Em plena guerra, é reconhecido como o livro mais vendido no ano, influenciando extremamente a opinião pública norte-americana, o que pode ser comprovado pela afirmação do redator-chefe do jornal The Atlantic do período: “Piloto de Guerra? A melhor resposta que as democracias encontraram até o momento ao Mein Kampf.” (EXUPÉRY, 1994, p.38) .

Porém, essa receptividade não é unânime, pois, segundo Paul Webster (1994, p.223), além do jornal Je suis partout, “outros jornais antissemitas uniram-se à condenação e os alemães anularam a autorização de venda em 11 de janeiro de 1943. Em poucas horas todos os exemplares foram retirados das livrarias.” Suas publicações também foram proibidas em seu próprio país pelo governo de Vichy e, na Argélia, por Charles de Gaulle, o que justifica a existência de publicações clandestinas, conforme notas em Oeuvres Complètes II (EXUPÉRY, 1999, p.1320).

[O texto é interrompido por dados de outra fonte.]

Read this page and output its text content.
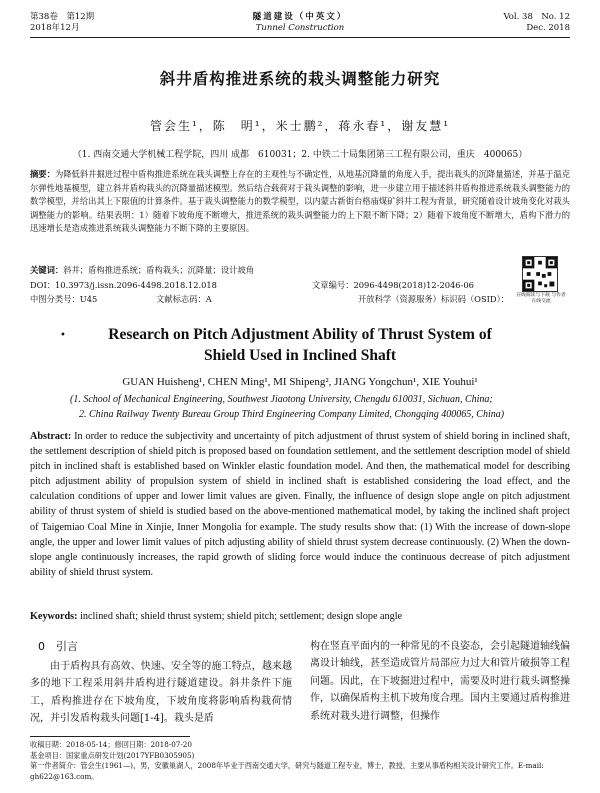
第38卷　第12期
2018年12月
隧道建设（中英文）
Tunnel Construction
Vol. 38　No. 12
Dec. 2018
斜井盾构推进系统的栽头调整能力研究
管会生¹，陈　明¹，米士鹏²，蒋永春¹，谢友慧¹
（1. 西南交通大学机械工程学院，四川 成都　610031；2. 中铁二十局集团第三工程有限公司，重庆　400065）
摘要：为降低斜井掘进过程中盾构推进系统在栽头调整上存在的主观性与不确定性，从地基沉降量的角度入手，提出栽头的沉降量描述，并基于温克尔弹性地基模型，建立斜井盾构栽头的沉降量描述模型。然后结合载荷对于栽头调整的影响，进一步建立用于描述斜井盾构推进系统栽头调整能力的数学模型，并给出其上下限值的计算条件。基于栽头调整能力的数学模型，以内蒙古新街台格庙煤矿斜井工程为背景，研究随着设计坡角变化对栽头调整能力的影响。结果表明：1）随着下坡角度不断增大，推进系统的栽头调整能力的上下限不断下降；2）随着下坡角度不断增大，盾构下滑力的迅速增长是造成推进系统栽头调整能力不断下降的主要原因。
关键词：斜井；盾构推进系统；盾构栽头；沉降量；设计坡角
DOI：10.3973/j.issn.2096-4498.2018.12.018	文章编号：2096-4498(2018)12-2046-06
中图分类号：U45	文献标志码：A	开放科学（资源服务）标识码（OSID）：	在线阅读与下载 与作者在线交流
•	Research on Pitch Adjustment Ability of Thrust System of
Shield Used in Inclined Shaft
GUAN Huisheng¹, CHEN Ming¹, MI Shipeng², JIANG Yongchun¹, XIE Youhui¹
(1. School of Mechanical Engineering, Southwest Jiaotong University, Chengdu 610031, Sichuan, China;
2. China Railway Twenty Bureau Group Third Engineering Company Limited, Chongqing 400065, China)
Abstract: In order to reduce the subjectivity and uncertainty of pitch adjustment of thrust system of shield boring in inclined shaft, the settlement description of shield pitch is proposed based on foundation settlement, and the settlement description model of shield pitch in inclined shaft is established based on Winkler elastic foundation model. And then, the mathematical model for describing pitch adjustment ability of propulsion system of shield in inclined shaft is established considering the load effect, and the calculation conditions of upper and lower limit values are given. Finally, the influence of design slope angle on pitch adjustment ability of thrust system of shield is studied based on the above-mentioned mathematical model, by taking the inclined shaft project of Taigemiao Coal Mine in Xinjie, Inner Mongolia for example. The study results show that: (1) With the increase of down-slope angle, the upper and lower limit values of pitch adjusting ability of shield thrust system decrease continuously. (2) When the down-slope angle continuously increases, the rapid growth of sliding force would induce the continuous decrease of pitch adjustment ability of shield thrust system.
Keywords: inclined shaft; shield thrust system; shield pitch; settlement; design slope angle
0　引言
由于盾构具有高效、快速、安全等的施工特点，越来越多的地下工程采用斜井盾构进行隧道建设。斜井条件下施工，盾构推进存在下坡角度，下坡角度将影响盾构栽荷情况，并引发盾构栽头问题[1-4]。栽头是盾
构在竖直平面内的一种常见的不良姿态，会引起隧道轴线偏离设计轴线，甚至造成管片局部应力过大和管片破损等工程问题。因此，在下坡掘进过程中，需要及时进行栽头调整操作，以确保盾构主机下坡角度合理。国内主要通过盾构推进系统对栽头进行调整，但操作
收稿日期：2018-05-14；修回日期：2018-07-20
基金项目：国家重点研发计划(2017YFB0305905)
第一作者简介：管会生(1961—)，男，安徽巢湖人，2008年毕业于西南交通大学，研究与隧道工程专业，博士，教授，主要从事盾构相关设计研究工作。E-mail: gh622@163.com。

Além das descrições dos combates, seu texto é marcado pelas reminiscências de infância, bem como pelas reflexões filosóficas sobre a condição humana. Desse modo, nosso objetivo é investigar quais são as imagens bélicas exploradas pelo autor nesse livro, assinaladas não só pela questão exterior da Guerra, mas por seus conflitos interiores, pois, como ele mesmo afirma, seu livro foi escrito em um momento de “desordem interior” (EXUPÉRY, 1982, p.227).

Uma característica fortemente presente na poética de Saint-Exupéry é a profusão de metáforas, o que justifica a afirmação de Laurent de Galembert: “É a imagem que faz o pensamento progredir em Saint-Exupéry.” (2006, p.225). Desse modo, para a realização deste trabalho, apoiamo-nos nas reflexões teóricas acerca da imagem do renomado crítico canadense Herman Northrop Frye, as quais estão presentes em um de seus mais famosos livros: Anatomia da Crítica (1973).
Assim, ele organiza três categorias de imagens: as apocalípticas, as demoníacas e as analógicas. Interessa-nos as duas primeiras, que se relacionam, respectivamente, a céu e inferno, deuses e demônios, a dois mundos opostos que representam o desejável e o indesejável pelo homem. As imagens apocalípticas são a representação do desejo humano, do transcendente, do que pode ser considerado elevado, e por isso são associadas ao modo mítico. Já as imagens demoníacas são a representação do que o desejo humano rejeita, do que é considerado baixo, inferior; daí serem associadas ao modo irônico.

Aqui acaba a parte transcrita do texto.